Dido, a tragic figure, talks to Americans the most because she embodies individuality and individual decision, but at the cost of country. Her affair with Aeneas upsets countries around her, whose kings or leaders have been suitors for her hand, and have been denied due to her allegiance to Carthage. While in love with Aeneas, her affair threatens her city. We may look at her suicide two-fold:

a) She killed herself due to love and Aeneas’ abandoning her
b) She killed herself to protect Carthage

Or both. The question remains whether she would have acted on her love for Aeneas if Venus had not interfered? If yes, and there is proof in the text, she is indeed a great tragic hero; if no than she is another tragic pawn of the gods.
Dido, a dramatic foil for Aeneas, is a key to understanding how Virgil felt about Aeneid. Did he really believe in it? Aeneas places duty to nation above all morals. The Aeneid is a political book and Virgil questioned the message.
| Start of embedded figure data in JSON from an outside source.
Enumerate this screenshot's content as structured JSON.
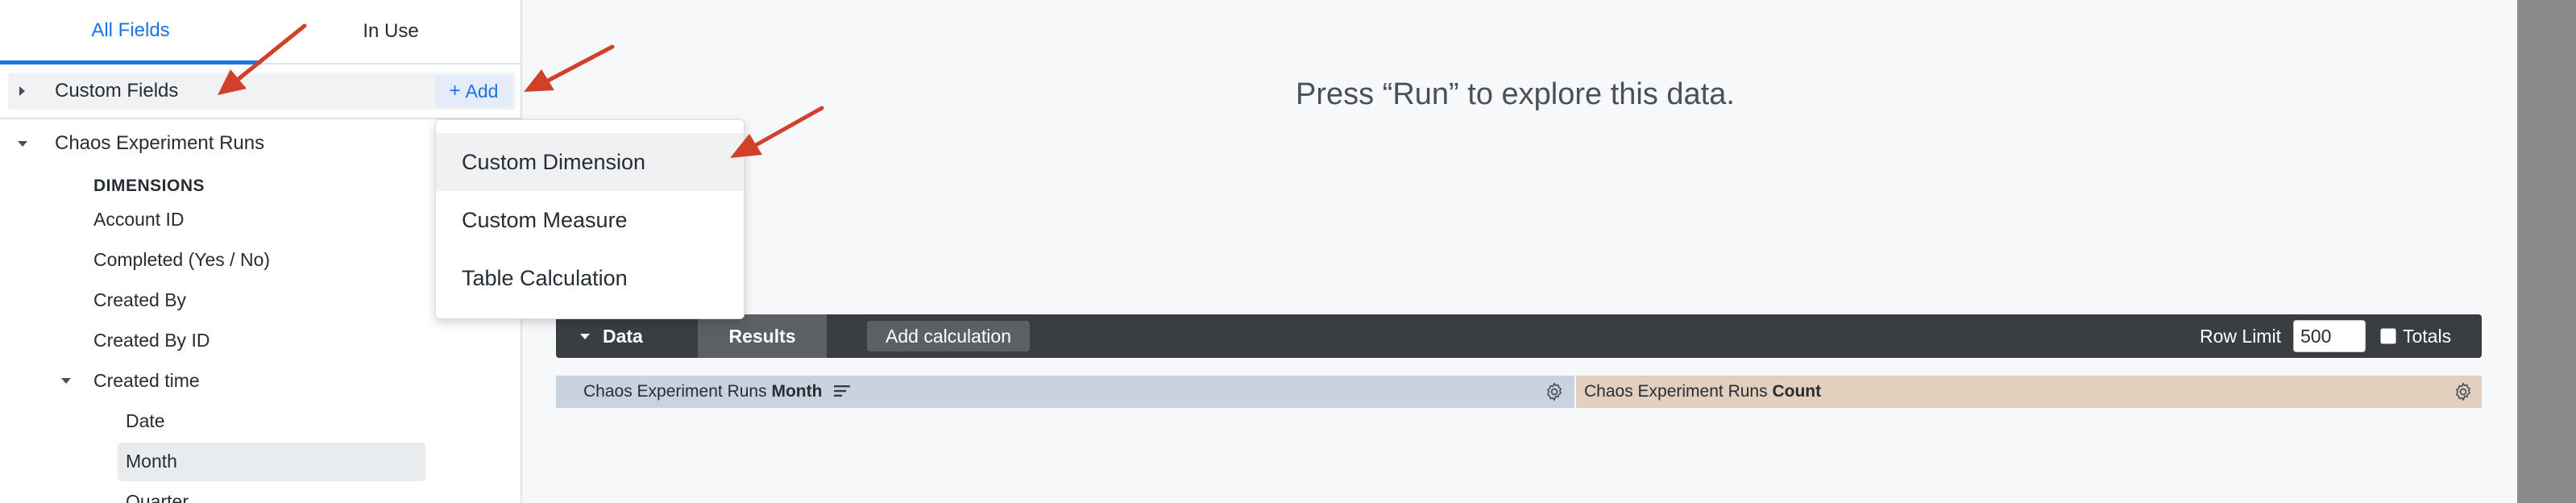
{
  "tabs": {
    "all_fields": "All Fields",
    "in_use": "In Use"
  },
  "custom_fields": {
    "label": "Custom Fields",
    "add_label": "Add",
    "add_glyph": "+"
  },
  "view": {
    "label": "Chaos Experiment Runs",
    "dimensions_header": "DIMENSIONS",
    "fields": [
      "Account ID",
      "Completed (Yes / No)",
      "Created By",
      "Created By ID",
      "Created time"
    ],
    "created_time_children": [
      "Date",
      "Month",
      "Quarter"
    ]
  },
  "main": {
    "prompt": "Press “Run” to explore this data."
  },
  "dropdown": {
    "items": [
      "Custom Dimension",
      "Custom Measure",
      "Table Calculation"
    ]
  },
  "toolbar": {
    "data_label": "Data",
    "results_label": "Results",
    "add_calculation_label": "Add calculation",
    "row_limit_label": "Row Limit",
    "row_limit_value": "500",
    "totals_label": "Totals"
  },
  "columns": {
    "month": {
      "prefix": "Chaos Experiment Runs",
      "bold": "Month"
    },
    "count": {
      "prefix": "Chaos Experiment Runs",
      "bold": "Count"
    }
  },
  "colors": {
    "accent": "#1a73e8",
    "arrow": "#d0402b",
    "dimension_header_bg": "#c9d3df",
    "measure_header_bg": "#e2cfbd",
    "toolbar_bg": "#3a3d41"
  },
  "icons": {
    "expand": "caret-right-icon",
    "collapse": "caret-down-icon",
    "settings": "gear-icon",
    "sort": "sort-icon",
    "add": "plus-icon"
  }
}
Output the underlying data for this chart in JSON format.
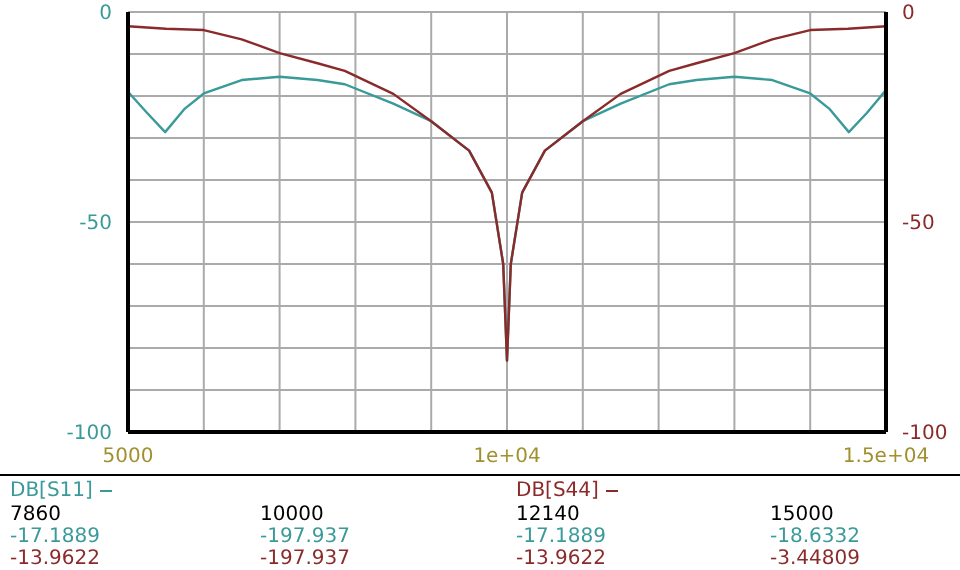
{
  "chart_data": {
    "type": "line",
    "series": [
      {
        "name": "DB[S11]",
        "color": "#3a9a9a",
        "x": [
          5000,
          5250,
          5490,
          5750,
          6000,
          6500,
          7000,
          7500,
          7860,
          8500,
          9000,
          9500,
          9800,
          9950,
          10000,
          10050,
          10200,
          10500,
          11000,
          11500,
          12140,
          12500,
          13000,
          13500,
          14000,
          14250,
          14510,
          14750,
          15000
        ],
        "values": [
          -19,
          -24,
          -28.6,
          -23,
          -19.4,
          -16.2,
          -15.4,
          -16.2,
          -17.2,
          -21.8,
          -26,
          -33,
          -43,
          -60,
          -83,
          -60,
          -43,
          -33,
          -26,
          -21.8,
          -17.2,
          -16.2,
          -15.4,
          -16.2,
          -19.4,
          -23,
          -28.6,
          -24,
          -18.6
        ]
      },
      {
        "name": "DB[S44]",
        "color": "#8b2a2a",
        "axis": "y2",
        "x": [
          5000,
          5500,
          6000,
          6500,
          7000,
          7500,
          7860,
          8500,
          9000,
          9500,
          9800,
          9950,
          10000,
          10050,
          10200,
          10500,
          11000,
          11500,
          12140,
          12500,
          13000,
          13500,
          14000,
          14500,
          15000
        ],
        "values": [
          -3.4,
          -4,
          -4.3,
          -6.5,
          -9.8,
          -12.2,
          -14,
          -19.5,
          -26,
          -33,
          -43,
          -60,
          -83,
          -60,
          -43,
          -33,
          -26,
          -19.5,
          -14,
          -12.2,
          -9.8,
          -6.5,
          -4.3,
          -4,
          -3.4
        ]
      }
    ],
    "xlim": [
      5000,
      15000
    ],
    "xticks": [
      5000,
      {
        "value": 6000,
        "label": null
      },
      {
        "value": 7000,
        "label": null
      },
      {
        "value": 8000,
        "label": null
      },
      {
        "value": 9000,
        "label": null
      },
      {
        "value": 10000,
        "label": "1e+04"
      },
      {
        "value": 11000,
        "label": null
      },
      {
        "value": 12000,
        "label": null
      },
      {
        "value": 13000,
        "label": null
      },
      {
        "value": 14000,
        "label": null
      },
      {
        "value": 15000,
        "label": "1.5e+04"
      }
    ],
    "ylim": [
      -100,
      0
    ],
    "yticks": [
      -100,
      {
        "value": -90,
        "label": null
      },
      {
        "value": -80,
        "label": null
      },
      {
        "value": -70,
        "label": null
      },
      {
        "value": -60,
        "label": null
      },
      -50,
      {
        "value": -40,
        "label": null
      },
      {
        "value": -30,
        "label": null
      },
      {
        "value": -20,
        "label": null
      },
      {
        "value": -10,
        "label": null
      },
      0
    ],
    "y2lim": [
      -100,
      0
    ],
    "y2ticks": [
      -100,
      -50,
      0
    ],
    "grid": true,
    "legend": "bottom",
    "annotations": [
      "7860",
      "10000",
      "12140",
      "15000",
      "-17.1889",
      "-197.937",
      "-17.1889",
      "-18.6332",
      "-13.9622",
      "-197.937",
      "-13.9622",
      "-3.44809"
    ]
  }
}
On a side note, Americans have witnessed two World Wars when nations have asked individuals to forget their individuality and place nation above self. Roman was conflicted with duty and Aeneas is conflicted with duty. Aeneas suffers just as anyone who gives up their individuality. Virgil’s placement of Dido in the underworld and how she is described- a misty figure, a new moon through banks of clouds; and when she leaves Aeneas she goes back to the endless woods where her husband meets her love with love- confirms his loyalty towards her. Dido is left happy. Aeneas, even when the book ends, is not. Duty and sacrifice towards one’s nation? Did Virgil believe in these things? How could he have possibly asked for the book to be burned?